7. This is a sunrise by the Atlantic Ocean in Miami. The clouds, and particularly the ship gave lot of character and personality to the series of sunrise pictures I took this particular morning. This is of course just one of them. (Miami, Florida, Winter of 2010).
8. Sunset by the Pacific Coast Highway (also knows as the scenic US 1), with hundreds of elephant seals basking in the sun. Never mind the stale smell they emit, or the disturbing way in which they grunt and roar. It was a spectacular sunset to watch with the elephant seals. (Pacific Coast Highway, California, Summer of 2009).
9. Sunrise by sunrise point in Mount Rainier. I have written about this trip before, significant for a number of reasons.

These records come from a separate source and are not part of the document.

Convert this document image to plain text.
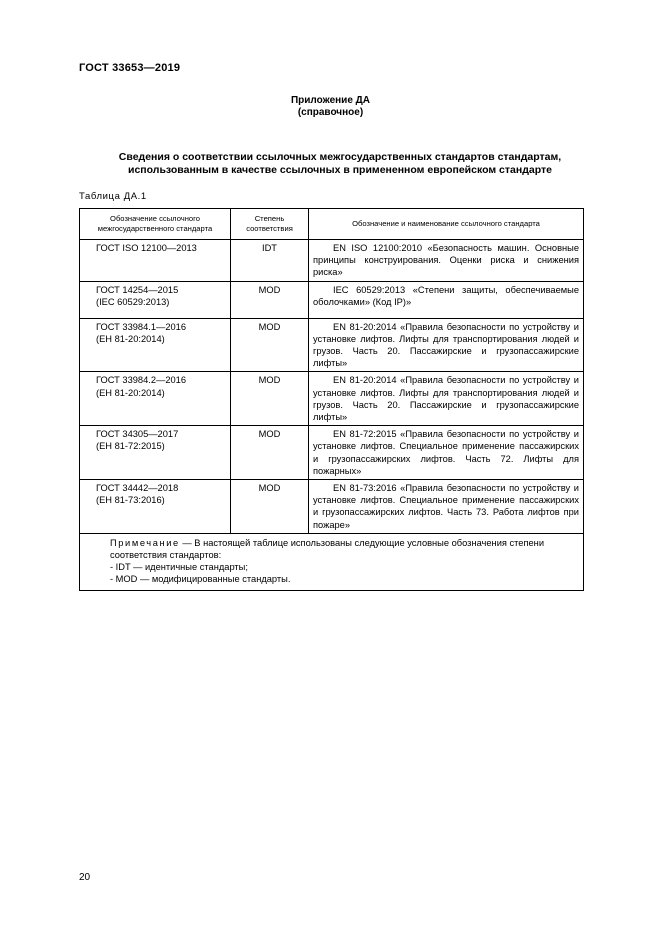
ГОСТ 33653—2019
Приложение ДА
(справочное)
Сведения о соответствии ссылочных межгосударственных стандартов стандартам,
использованным в качестве ссылочных в примененном европейском стандарте
Таблица ДА.1
Обозначение ссылочного межгосударственного стандарта	Степень соответствия	Обозначение и наименование ссылочного стандарта

ГОСТ ISO 12100—2013	IDT	EN ISO 12100:2010 «Безопасность машин. Основные принципы конструирования. Оценки риска и снижения риска»

ГОСТ 14254—2015
(IEC 60529:2013)	MOD	IEC 60529:2013 «Степени защиты, обеспечиваемые оболочками» (Код IP)»

ГОСТ 33984.1—2016
(EH 81-20:2014)	MOD	EN 81-20:2014 «Правила безопасности по устройству и установке лифтов. Лифты для транспортирования людей и грузов. Часть 20. Пассажирские и грузопассажирские лифты»

ГОСТ 33984.2—2016
(EH 81-20:2014)	MOD	EN 81-20:2014 «Правила безопасности по устройству и установке лифтов. Лифты для транспортирования людей и грузов. Часть 20. Пассажирские и грузопассажирские лифты»

ГОСТ 34305—2017
(EH 81-72:2015)	MOD	EN 81-72:2015 «Правила безопасности по устройству и установке лифтов. Специальное применение пассажирских и грузопассажирских лифтов. Часть 72. Лифты для пожарных»

ГОСТ 34442—2018
(EH 81-73:2016)	MOD	EN 81-73:2016 «Правила безопасности по устройству и установке лифтов. Специальное применение пассажирских и грузопассажирских лифтов. Часть 73. Работа лифтов при пожаре»

Примечание — В настоящей таблице использованы следующие условные обозначения степени соответствия стандартов:
- IDT — идентичные стандарты;
- MOD — модифицированные стандарты.		
20
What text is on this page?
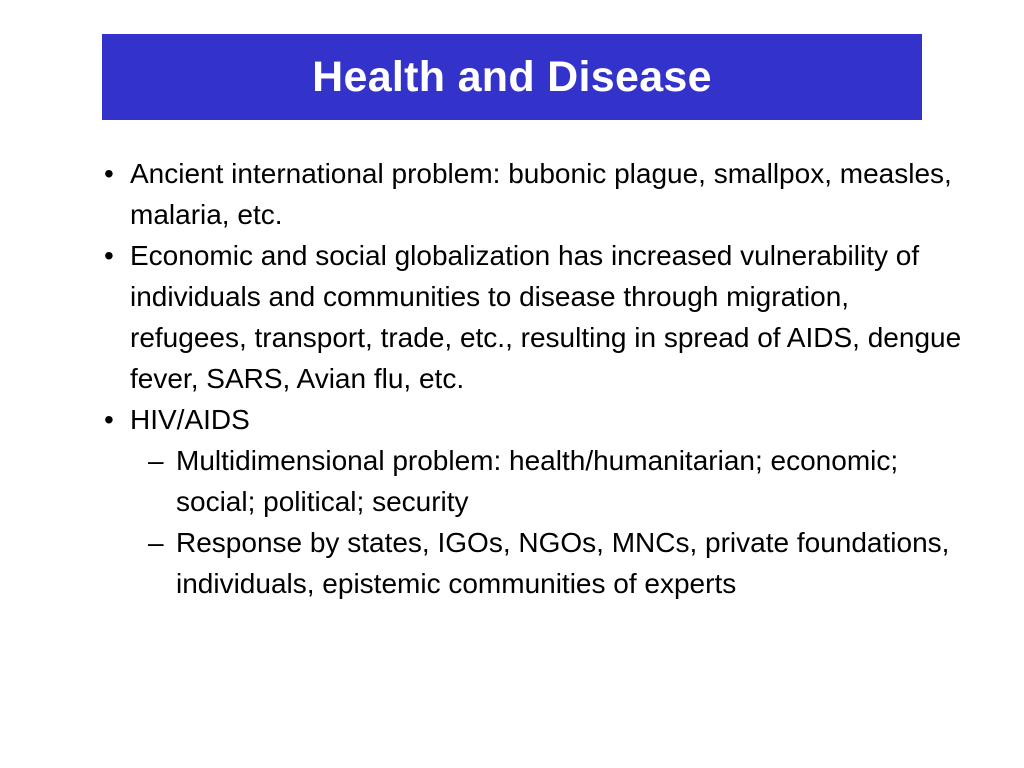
Health and Disease
• Ancient international problem: bubonic plague, smallpox, measles, malaria, etc.
• Economic and social globalization has increased vulnerability of individuals and communities to disease through migration, refugees, transport, trade, etc., resulting in spread of AIDS, dengue fever, SARS, Avian flu, etc.
• HIV/AIDS
– Multidimensional problem: health/humanitarian; economic; social; political; security
– Response by states, IGOs, NGOs, MNCs, private foundations, individuals, epistemic communities of experts
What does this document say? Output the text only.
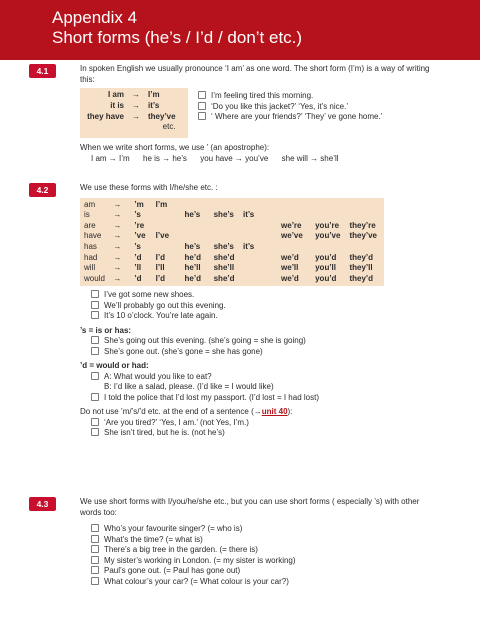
Appendix 4
Short forms (he’s / I’d / don’t etc.)
4.1	In spoken English we usually pronounce ‘I am’ as one word. The short form (I’m) is a way of writing
this:
I am	→ I’m
it is	→	it’s
they have	→	they’ve
		etc.
I’m feeling tired this morning.
‘Do you like this jacket?’ ‘Yes, it’s nice.’
‘ Where are your friends?’ ‘They’ ve gone home.’
When we write short forms, we use ’ (an apostrophe):
I am → I’m he is → he’s you have → you’ve she will → she’ll
4.2	We use these forms with I/he/she etc. :
am	→	’m	I’m						
is	→	’s		he’s	she’s	it’s			
are	→	’re					we’re	you’re	they’re
have	→	’ve	I’ve				we’ve	you’ve	they’ve
has	→	’s		he’s	she’s	it’s			
had	→	’d	I’d	he’d	she’d		we’d	you’d	they’d
will	→	’ll	I’ll	he’ll	she’ll		we’ll	you’ll	they’ll
would	→	’d	I’d	he’d	she’d		we’d	you’d	they’d
I’ve got some new shoes.
We’ll probably go out this evening.
It’s 10 o’clock. You’re late again.
’s = is or has:
She’s going out this evening. (she’s going = she is going)
She’s gone out. (she’s gone = she has gone)
’d = would or had:
A: What would you like to eat?
B: I’d like a salad, please. (I’d like = I would like)
I told the police that I’d lost my passport. (I’d lost = I had lost)
Do not use ’m/’s/’d etc. at the end of a sentence (→unit 40):
‘Are you tired?’ ‘Yes, I am.’ (not Yes, I’m.)
She isn’t tired, but he is. (not he’s)
4.3	We use short forms with I/you/he/she etc., but you can use short forms ( especially ’s) with other
words too:
Who’s your favourite singer? (= who is)
What’s the time? (= what is)
There’s a big tree in the garden. (= there is)
My sister’s working in London. (= my sister is working)
Paul’s gone out. (= Paul has gone out)
What colour’s your car? (= What colour is your car?)
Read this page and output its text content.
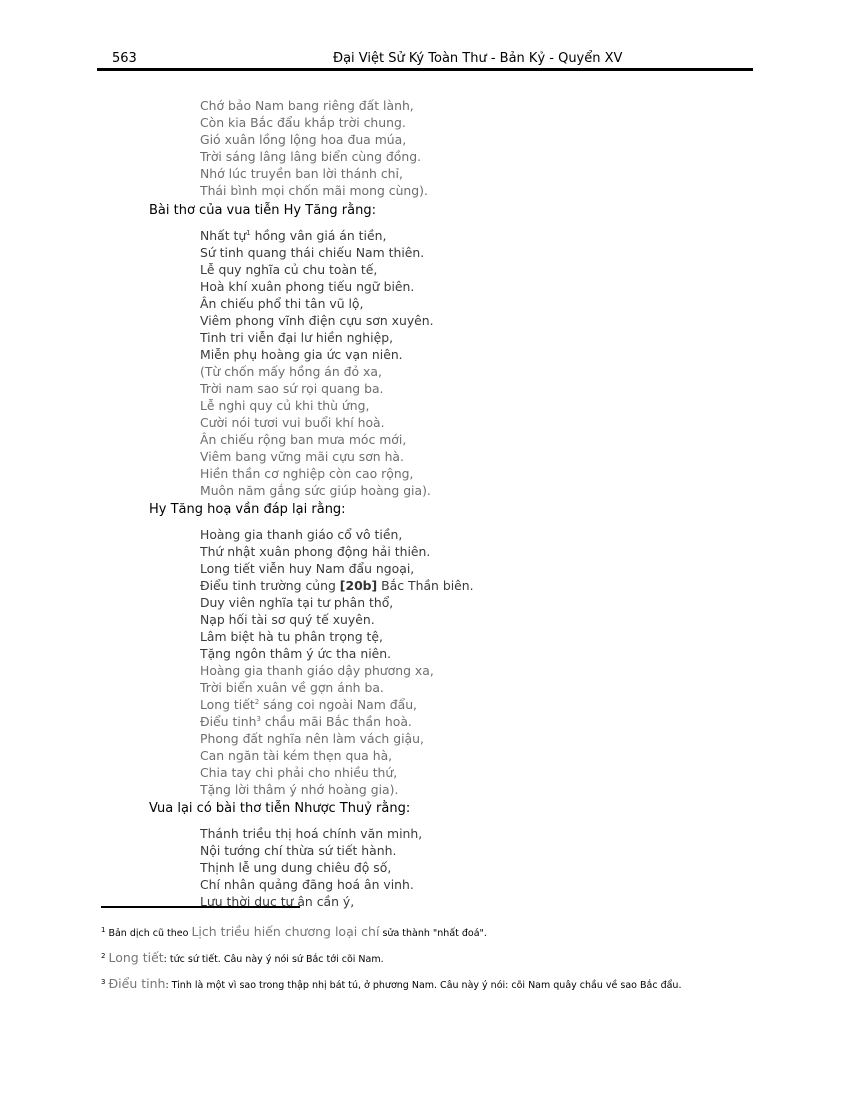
563	Đại Việt Sử Ký Toàn Thư - Bản Kỷ - Quyển XV
Chớ bảo Nam bang riêng đất lành,
Còn kia Bắc đẩu khắp trời chung.
Gió xuân lồng lộng hoa đua múa,
Trời sáng lâng lâng biển cùng đồng.
Nhớ lúc truyền ban lời thánh chỉ,
Thái bình mọi chốn mãi mong cùng).
Bài thơ của vua tiễn Hy Tăng rằng:
Nhất tự$^1$ hồng vân giá án tiền,
Sứ tinh quang thái chiếu Nam thiên.
Lễ quy nghĩa củ chu toàn tế,
Hoà khí xuân phong tiếu ngữ biên.
Ân chiếu phổ thi tân vũ lộ,
Viêm phong vĩnh điện cựu sơn xuyên.
Tinh tri viễn đại lư hiền nghiệp,
Miễn phụ hoàng gia ức vạn niên.
(Từ chốn mấy hồng án đỏ xa,
Trời nam sao sứ rọi quang ba.
Lễ nghi quy củ khi thù ứng,
Cười nói tươi vui buổi khí hoà.
Ân chiếu rộng ban mưa móc mới,
Viêm bang vững mãi cựu sơn hà.
Hiền thần cơ nghiệp còn cao rộng,
Muôn năm gắng sức giúp hoàng gia).
Hy Tăng hoạ vần đáp lại rằng:
Hoàng gia thanh giáo cổ vô tiền,
Thứ nhật xuân phong động hải thiên.
Long tiết viễn huy Nam đẩu ngoại,
Điểu tinh trường củng [20b] Bắc Thần biên.
Duy viên nghĩa tại tư phân thổ,
Nạp hối tài sơ quý tế xuyên.
Lâm biệt hà tu phân trọng tệ,
Tặng ngôn thâm ý ức tha niên.
Hoàng gia thanh giáo dậy phương xa,
Trời biển xuân về gợn ánh ba.
Long tiết$^2$ sáng coi ngoài Nam đẩu,
Điểu tinh$^3$ chầu mãi Bắc thần hoà.
Phong đất nghĩa nên làm vách giậu,
Can ngăn tài kém thẹn qua hà,
Chia tay chi phải cho nhiều thứ,
Tặng lời thâm ý nhớ hoàng gia).
Vua lại có bài thơ tiễn Nhược Thuỷ rằng:
Thánh triều thị hoá chính văn minh,
Nội tướng chí thừa sứ tiết hành.
Thịnh lễ ung dung chiêu độ số,
Chí nhân quảng đãng hoá ân vinh.
Lưu thời dục tự ân cần ý,
$^1$ Bản dịch cũ theo Lịch triều hiến chương loại chí sửa thành "nhất đoá".
$^2$ Long tiết: tức sứ tiết. Câu này ý nói sứ Bắc tới cõi Nam.
$^3$ Điểu tinh: Tinh là một vì sao trong thập nhị bát tú, ở phương Nam. Câu này ý nói: cõi Nam quây chầu về sao Bắc đẩu.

One, this was taken after a night of watching meteor showers by a random desolate pavement all night in Mount Rainier National Park. Two, my friend got featured in National Geographic for a photograph taken by him during this trip. Third, it was my last significant outdoor trip before I moved out of Seattle. (Mount Rainier, Washington, Summer of 2010).
10. This is another special sunset taken by the Pacific Ocean at the La Jolla Cove in San Diego. This is the first sunset of the year 2011. A big gang of us went on a road trip to San Diego, and here is an amazing picture from the first day of the year. (San Diego, California, Winter of 2011).
Just wondering, do you have a favorite picture from this collection?